А вы стали бы торговать своей красотой?
Почему бы и нет! Но ведь торговать — не зарабатывать, так что это не считается. Вы мне ответите на один вопрос?
Вероятно. — Он вынул тряпку из заднего кармана и вытер руки.
Чем вы больше гордитесь, вашей внешностью или вашим творчеством?
Гейб отбросил тряпку. Странно, что она, такая печальная, такая серьезная, все же вызывала в нем смех.
—Никто никогда не считал меня красивым, так что и говорить не о чем! — Он принялся поворачивать мольберт. Когда она начала подниматься, он знаком велел ей сесть. —
Нет, сидите спокойно. Посмотрите с вашего места и скажите ваше мнение.
Лора села и принялась рассматривать портрет. Это был всего лишь набросок, менее подробный, чем многие другие его работы. Ее лицо и тело, ее правая рука, легко лежащая на левом плече. Ему почему-то казалось, что этой позой она осторожно, с опаской, от кого-то защищается.
Лора поняла, что Гейб был прав, предложив ей рубашку. В ней она выглядела более женственной, чем в кружевах и шелке. Длинные распущенные волосы падали тяжелыми локонами на плечи. Она не ожидала найти в своем лице какие-либо сюрпризы, но, поняв его замысел, неловко поежилась в кресле.
Я не так печальна, как вы меня изобразили.
Я уже предупредил вас, что менять ничего не буду.
Вы вольны писать так, как вам нравится. Я просто говорю вам, что вы меня неправильно поняли.
Раздражение в ее голосе забавляло его. Он снова развернул мольберт, но не потрудился посмотреть на свою работу.
А я так не думаю.
Вряд ли меня можно назвать трагичной.
Трагичной? — Он развернулся на каблуках, разглядывая ее. — В женщине, изображенной на картине, нет ничего трагичного! Скорее она отважна.
Лора улыбнулась и встала с кресла.
Я и не отважна, но это ваша картина!
На этом и порешим!
Гейб!
Она протянула руку. Повинуясь ее взволнованному голосу, он подскочил и схватил ее за руку.
Что с вами?
Посмотрите туда, посмотрите! — Она повернулась, выдернула руку и указала в окно.
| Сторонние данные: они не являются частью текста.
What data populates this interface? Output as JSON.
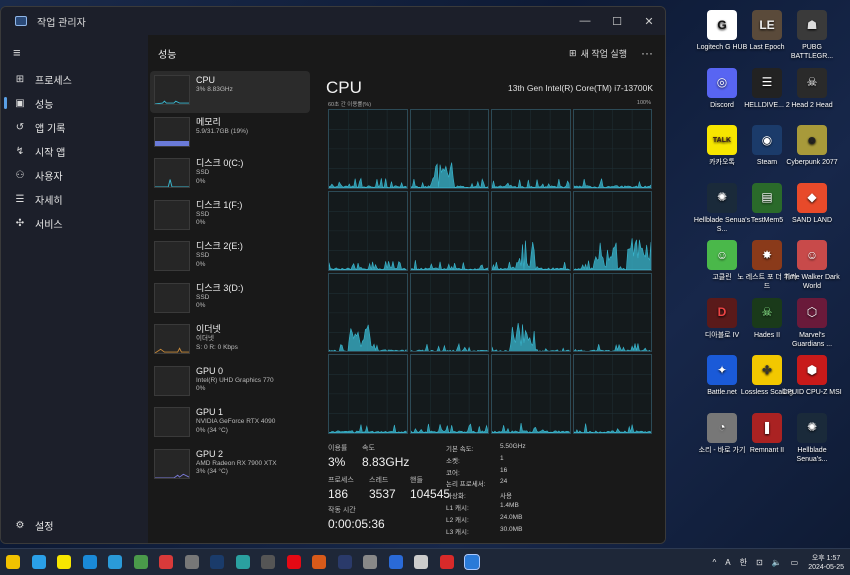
{
  "window": {
    "title": "작업 관리자",
    "min": "—",
    "max": "☐",
    "close": "✕"
  },
  "sidebar": {
    "menu_icon": "≡",
    "items": [
      {
        "label": "프로세스",
        "icon": "⊞"
      },
      {
        "label": "성능",
        "icon": "▣"
      },
      {
        "label": "앱 기록",
        "icon": "↺"
      },
      {
        "label": "시작 앱",
        "icon": "↯"
      },
      {
        "label": "사용자",
        "icon": "⚇"
      },
      {
        "label": "자세히",
        "icon": "☰"
      },
      {
        "label": "서비스",
        "icon": "✣"
      }
    ],
    "settings": {
      "label": "설정",
      "icon": "⚙"
    }
  },
  "header": {
    "title": "성능",
    "new_task": "새 작업 실행",
    "new_task_icon": "⊞",
    "more": "···"
  },
  "perf_list": [
    {
      "name": "CPU",
      "l1": "3%  8.83GHz",
      "l2": "",
      "thumb": "cpu"
    },
    {
      "name": "메모리",
      "l1": "5.9/31.7GB (19%)",
      "l2": "",
      "thumb": "mem"
    },
    {
      "name": "디스크 0(C:)",
      "l1": "SSD",
      "l2": "0%",
      "thumb": "disk"
    },
    {
      "name": "디스크 1(F:)",
      "l1": "SSD",
      "l2": "0%",
      "thumb": "none"
    },
    {
      "name": "디스크 2(E:)",
      "l1": "SSD",
      "l2": "0%",
      "thumb": "none"
    },
    {
      "name": "디스크 3(D:)",
      "l1": "SSD",
      "l2": "0%",
      "thumb": "none"
    },
    {
      "name": "이더넷",
      "l1": "이더넷",
      "l2": "S: 0  R: 0 Kbps",
      "thumb": "net"
    },
    {
      "name": "GPU 0",
      "l1": "Intel(R) UHD Graphics 770",
      "l2": "0%",
      "thumb": "none"
    },
    {
      "name": "GPU 1",
      "l1": "NVIDIA GeForce RTX 4090",
      "l2": "0% (34 °C)",
      "thumb": "none"
    },
    {
      "name": "GPU 2",
      "l1": "AMD Radeon RX 7900 XTX",
      "l2": "3% (34 °C)",
      "thumb": "gpu"
    }
  ],
  "cpu": {
    "title": "CPU",
    "model": "13th Gen Intel(R) Core(TM) i7-13700K",
    "util_label": "60초 간 이용률(%)",
    "util_max": "100%",
    "stats": {
      "util_label": "이용률",
      "util_value": "3%",
      "speed_label": "속도",
      "speed_value": "8.83GHz",
      "proc_label": "프로세스",
      "proc_value": "186",
      "thread_label": "스레드",
      "thread_value": "3537",
      "handle_label": "핸들",
      "handle_value": "104545",
      "uptime_label": "작동 시간",
      "uptime_value": "0:00:05:36"
    },
    "specs": [
      {
        "k": "기본 속도:",
        "v": "5.50GHz"
      },
      {
        "k": "소켓:",
        "v": "1"
      },
      {
        "k": "코어:",
        "v": "16"
      },
      {
        "k": "논리 프로세서:",
        "v": "24"
      },
      {
        "k": "가상화:",
        "v": "사용"
      },
      {
        "k": "L1 캐시:",
        "v": "1.4MB"
      },
      {
        "k": "L2 캐시:",
        "v": "24.0MB"
      },
      {
        "k": "L3 캐시:",
        "v": "30.0MB"
      }
    ],
    "graph_color": "#3ab8d0"
  },
  "desktop_icons": [
    {
      "label": "Logitech G HUB",
      "color": "#ffffff",
      "glyph": "G",
      "fg": "#111"
    },
    {
      "label": "Last Epoch",
      "color": "#5a4a3a",
      "glyph": "LE",
      "fg": "#eee"
    },
    {
      "label": "PUBG BATTLEGR...",
      "color": "#3a3a3a",
      "glyph": "☗",
      "fg": "#ddd"
    },
    {
      "label": "Discord",
      "color": "#5865f2",
      "glyph": "◎",
      "fg": "#fff"
    },
    {
      "label": "HELLDIVE... 2",
      "color": "#222222",
      "glyph": "☰",
      "fg": "#fff"
    },
    {
      "label": "Head 2 Head",
      "color": "#2a2a2a",
      "glyph": "☠",
      "fg": "#fff"
    },
    {
      "label": "카카오톡",
      "color": "#f7e600",
      "glyph": "TALK",
      "fg": "#3a1d1d"
    },
    {
      "label": "Steam",
      "color": "#1b3b6a",
      "glyph": "◉",
      "fg": "#fff"
    },
    {
      "label": "Cyberpunk 2077",
      "color": "#a89a3a",
      "glyph": "☻",
      "fg": "#222"
    },
    {
      "label": "Hellblade Senua's S...",
      "color": "#1a2a3a",
      "glyph": "✺",
      "fg": "#fff"
    },
    {
      "label": "TestMem5",
      "color": "#2a6a2a",
      "glyph": "▤",
      "fg": "#fff"
    },
    {
      "label": "SAND LAND",
      "color": "#e84a2a",
      "glyph": "◆",
      "fg": "#fff"
    },
    {
      "label": "고클린",
      "color": "#4ab84a",
      "glyph": "☺",
      "fg": "#fff"
    },
    {
      "label": "노 레스트 포 더 위키드",
      "color": "#8a3a1a",
      "glyph": "✸",
      "fg": "#fff"
    },
    {
      "label": "Time Walker Dark World",
      "color": "#c84a4a",
      "glyph": "☺",
      "fg": "#fff"
    },
    {
      "label": "디아블로 IV",
      "color": "#5a1a1a",
      "glyph": "D",
      "fg": "#e44"
    },
    {
      "label": "Hades II",
      "color": "#1a3a1a",
      "glyph": "☠",
      "fg": "#9f9"
    },
    {
      "label": "Marvel's Guardians ...",
      "color": "#6a1a3a",
      "glyph": "⬡",
      "fg": "#fff"
    },
    {
      "label": "Battle.net",
      "color": "#1a5ad8",
      "glyph": "✦",
      "fg": "#fff"
    },
    {
      "label": "Lossless Scaling",
      "color": "#f2c800",
      "glyph": "✤",
      "fg": "#333"
    },
    {
      "label": "CPUID CPU-Z MSI",
      "color": "#c81a1a",
      "glyph": "⬢",
      "fg": "#fff"
    },
    {
      "label": "소리 - 바로 가기",
      "color": "#777777",
      "glyph": "◔",
      "fg": "#fff"
    },
    {
      "label": "Remnant II",
      "color": "#aa2222",
      "glyph": "❚",
      "fg": "#fff"
    },
    {
      "label": "Hellblade Senua's...",
      "color": "#1a2a3a",
      "glyph": "✺",
      "fg": "#fff"
    }
  ],
  "taskbar": {
    "apps": [
      "#f2c200",
      "#2aa0e8",
      "#f7e600",
      "#1a8ad8",
      "#2a9ad8",
      "#4a9a4a",
      "#d83a3a",
      "#777777",
      "#1a3b6a",
      "#2aa0a0",
      "#555555",
      "#e50914",
      "#d85a1a",
      "#2a3a6a",
      "#888888",
      "#2a6ad8",
      "#cccccc",
      "#d82a2a",
      "#2a7ad8"
    ],
    "tray": {
      "chevron": "^",
      "ime1": "A",
      "ime2": "한",
      "wifi": "⊡",
      "vol": "🔈",
      "bat": "▭"
    },
    "time": "오후 1:57",
    "date": "2024-05-25"
  }
}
Нет, с ней все в порядке, понял Гейб. От пережитого испуга ему хотелось задушить ее. Это просто возбуждение! Меньше чем в двух ярдах от окна он увидел одинокого оленя. Он стоял глубоко в снегу, подняв голову и вдыхая воздух. Высокомерно, без всякого страха он смотрел сквозь стекло.
—Ах, он великолепен! Я никогда не видела такого большого оленя и так близко!
Ему было просто разделить ее восторг. Лань, лиса, сокол, круживший над головой... все они помогали ему справиться с горем.
Несколько недель назад я вышел к ручейку примерно в миле отсюда. Увидел целое семейство. Было полное безветрие, и мне удалось сделать несколько набросков прежде, чем самка заметила меня.